Atlantic City Press
Sales slump stays on other side of tracks
Million-dollar homes still selling well amid downturn in real estate market

The residential real estate market may be dead in the water, but sales of million-dollar homes on the water are holding up quite well.

In Longport, Margate and Ventnor, 51 homes this year sold for more than $1 million – 22 percent of all single –home sales, according to the Multiple Listing Service

“I must have closed five or six sales over a million this month alone,” Margaret Guber-Nulty, an agent with Prudential Fox & Roach in Margate, said Monday.  She has two buyers bidding on a home for more that $2 million.

“The higher end, the waterfront properties, all seem to be insulated from the major hit we took in the middle range,” Lester Argus, president of the Atlantic City & County Board of Realtors, said Monday.  “In the middle range, properties from $350,000 to $650,000, we’ve really seen a drop.”
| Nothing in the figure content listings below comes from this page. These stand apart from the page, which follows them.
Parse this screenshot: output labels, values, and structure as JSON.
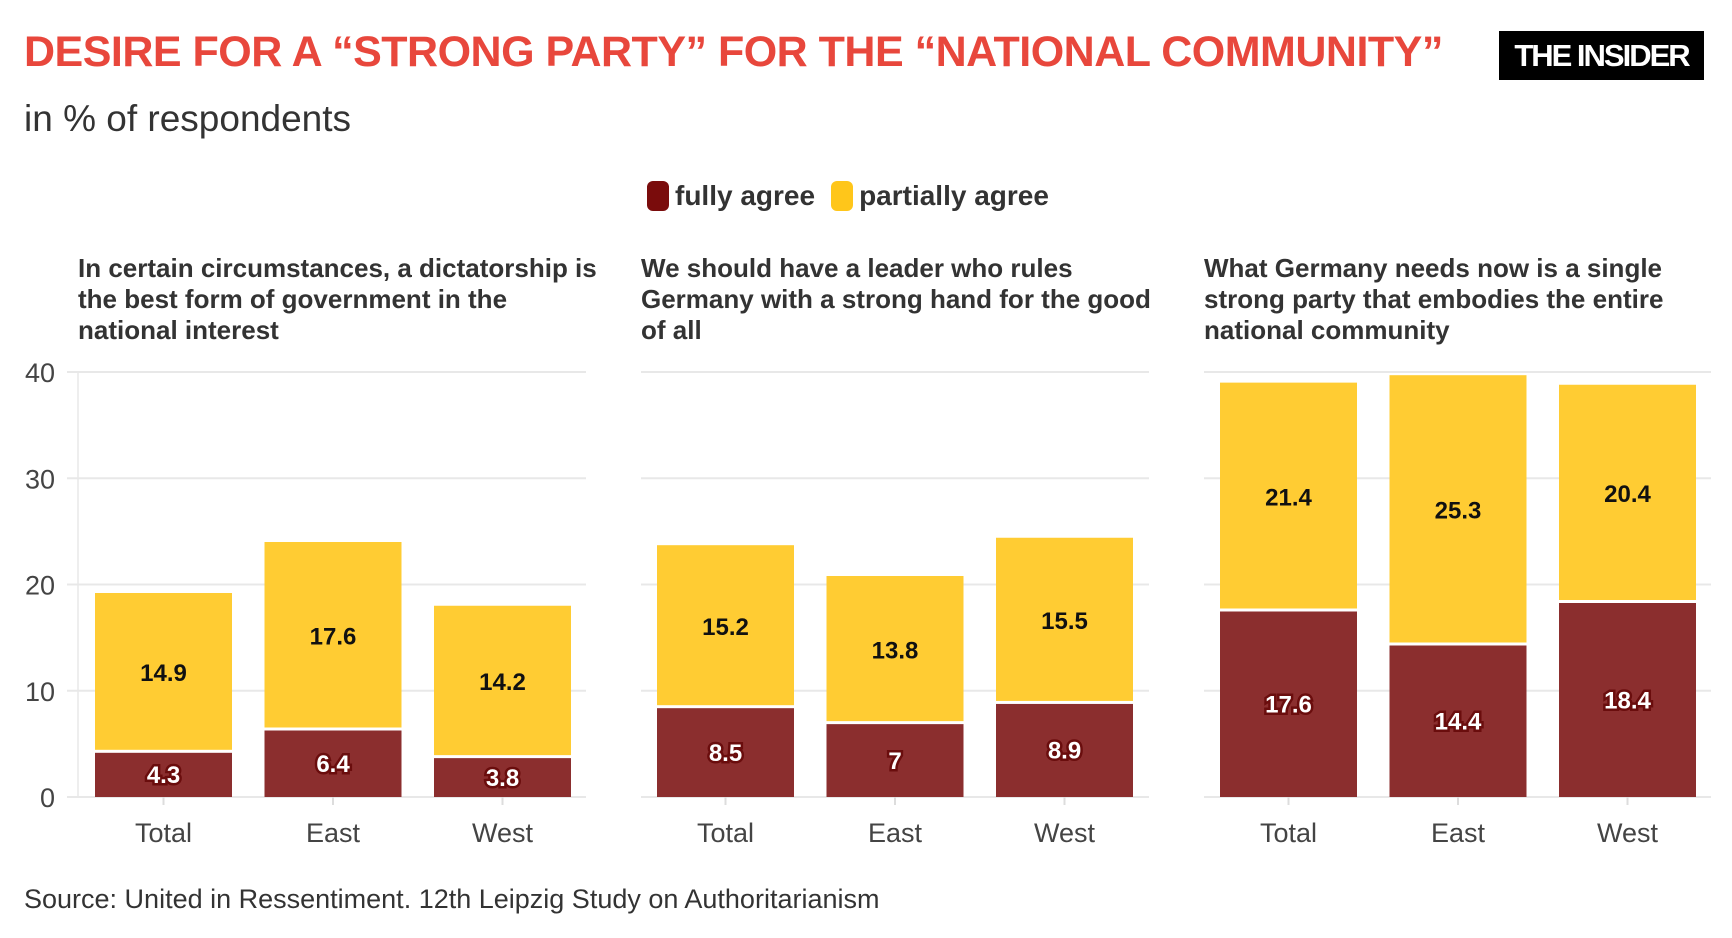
{
  "header": {
    "title": "DESIRE FOR A “STRONG PARTY” FOR THE “NATIONAL COMMUNITY”",
    "subtitle": "in % of respondents",
    "logo": "THE INSIDER"
  },
  "legend": [
    {
      "label": "fully agree",
      "color": "#8b2e2e"
    },
    {
      "label": "partially agree",
      "color": "#ffcc33"
    }
  ],
  "source": "Source: United in Ressentiment. 12th Leipzig Study on Authoritarianism",
  "chart_data": [
    {
      "type": "bar",
      "stacked": true,
      "title": "In certain circumstances, a dictatorship is the best form of government in the national interest",
      "categories": [
        "Total",
        "East",
        "West"
      ],
      "series": [
        {
          "name": "fully agree",
          "values": [
            4.3,
            6.4,
            3.8
          ]
        },
        {
          "name": "partially agree",
          "values": [
            14.9,
            17.6,
            14.2
          ]
        }
      ],
      "yticks": [
        0,
        10,
        20,
        30,
        40
      ],
      "ylim": [
        0,
        40
      ],
      "grid": true
    },
    {
      "type": "bar",
      "stacked": true,
      "title": "We should have a leader who rules Germany with a strong hand for the good of all",
      "categories": [
        "Total",
        "East",
        "West"
      ],
      "series": [
        {
          "name": "fully agree",
          "values": [
            8.5,
            7,
            8.9
          ]
        },
        {
          "name": "partially agree",
          "values": [
            15.2,
            13.8,
            15.5
          ]
        }
      ],
      "ylim": [
        0,
        40
      ],
      "grid": true
    },
    {
      "type": "bar",
      "stacked": true,
      "title": "What Germany needs now is a single strong party that embodies the entire national community",
      "categories": [
        "Total",
        "East",
        "West"
      ],
      "series": [
        {
          "name": "fully agree",
          "values": [
            17.6,
            14.4,
            18.4
          ]
        },
        {
          "name": "partially agree",
          "values": [
            21.4,
            25.3,
            20.4
          ]
        }
      ],
      "ylim": [
        0,
        40
      ],
      "grid": true
    }
  ]
}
At the highest end is Achristavest, a Chester, Pa.-based builder of multimillion-dollar homes on the southern New Jersey waterfront and elsewhere.

Achristavest had its best year ever for sales, project manager, Josh McCallen, said last week, which included:

  • A $4 million oceanfront home in Ocean City
  • A $3.1 million bayfront home in Ocean City
  • A $3.2 million condo in Deer Valley, Utah
  • A $7 million home on Nantucket Island, Mass.
  • A $12 million home on Nantucket Island

“And we haven’t dropped our prices much from the list prices that were set three years ago,” McCallen said.

Asked about the company’s success this year, founder and CEO Eustace Mita began, “I must say I’m a little embarrassed to talk about it because the whole market is in an historical slump.”

While Argus suggested that the wealthiest homebuyers might not be as affected by the down economy as others, Mita said that was not his experience.

“I think everybody’s equally hurt.  Our customers are feeling the pain.  If you have a guy making $50,000 and is 401(k) had $100,000, it’s now worth $50,000,” Mita said.  “A person who is buying a $4 million dollar home had maybe a $2 million portfolio, and now it’s worth $1 million.”

A big factor, he said, is that high-end waterfront property is holding its value better that many traditional safe investments.

“They were in the stock market, thinking they’d never see AIG and GM go to zero, and now they have,” Mita said.  “But they’ve never seen oceanfront real estate go to zero, which is why we’re seeing more of them coming back into real estate.”

He said Achristavest’s customers-90percent of whom pay in cash-are very cautious buyers who are looking for high value in the location of the property and all aspects of design and construction.

Southern New Jersey, with its vast beaches of high-grade sand within an easy drive of major cities, is a gem – even compared with the Mediterranean waterfront and Hawaii, Mita said.  It has helped draw buyers such as Dennis DiFlorio, former chairman of Commerce Bank, and Rich Gannon, who won a Super Bowl as quarterback of the Oakland Raiders and now is a game analyst for CBS.

Bob Edelheit, who bought the $4 million home at Santa Rosa in Ocean City, has actually been helped by the economic downturn.  His company, employee benefits administrator United Group Programs of Boca Rata, Fla., is doing significantly better, he said Monday.

“Downturns enhance our business,” he said.  “People who may not have been concerned about the cost of employee benefits packages now come to us because they have to save money.”

Edelheit said he searched for 21/2 years before finding Achristavest’s Santa Rosa.

“We like many things European, and we had been looking at homes all through the area.  The minute we opened the door we knew it was ours,” he said.  “The workmanship, the way it’s been designed, the quality of the materials.  It has an atmosphere as if it’s something out of Tuscany or the south of France.  It was everything we like.”

Achristavest’s goal in making homes for such buyers is that no two will ever be alike, Mita said.

Every significant feature of the company’s $6.9 million Port Pelham home on the ocean in Longport is custom-made from the flooring with 100-year-old boards to the white marble kitchen countertops and sink.

Designer Jon Simmonds crafted many of the home’s elements and furnishings, working in wood, stone and stained glass.

At the oceanfront Santa Rosa in Ocean City, the partner to the home that just sold for $4 million has two features not found next door: a fireplace in the master bath and a bar in the living room.  Each home has an elevator, and each bedroom is treated like a suite with its own bath executed in various stone styles and metals.

Achristavest’s biggest project at the shore is taking shape in the Diamond Beach section of Lower Township where it is building a $600 million condominium resort community that Mita is confident will be impressive.

And having thrived in the down part of the real estate cycle, Achristavest and other high-end builders look forward to what they can do in an improved market.

“The scarcity of the land will help maintain the value of ocean and bayfront properties,” Mita said.  “Thre are 18 million people within a two-hour drive of the Jersey shore, so if you’re building a good product, you’re going to be successful.”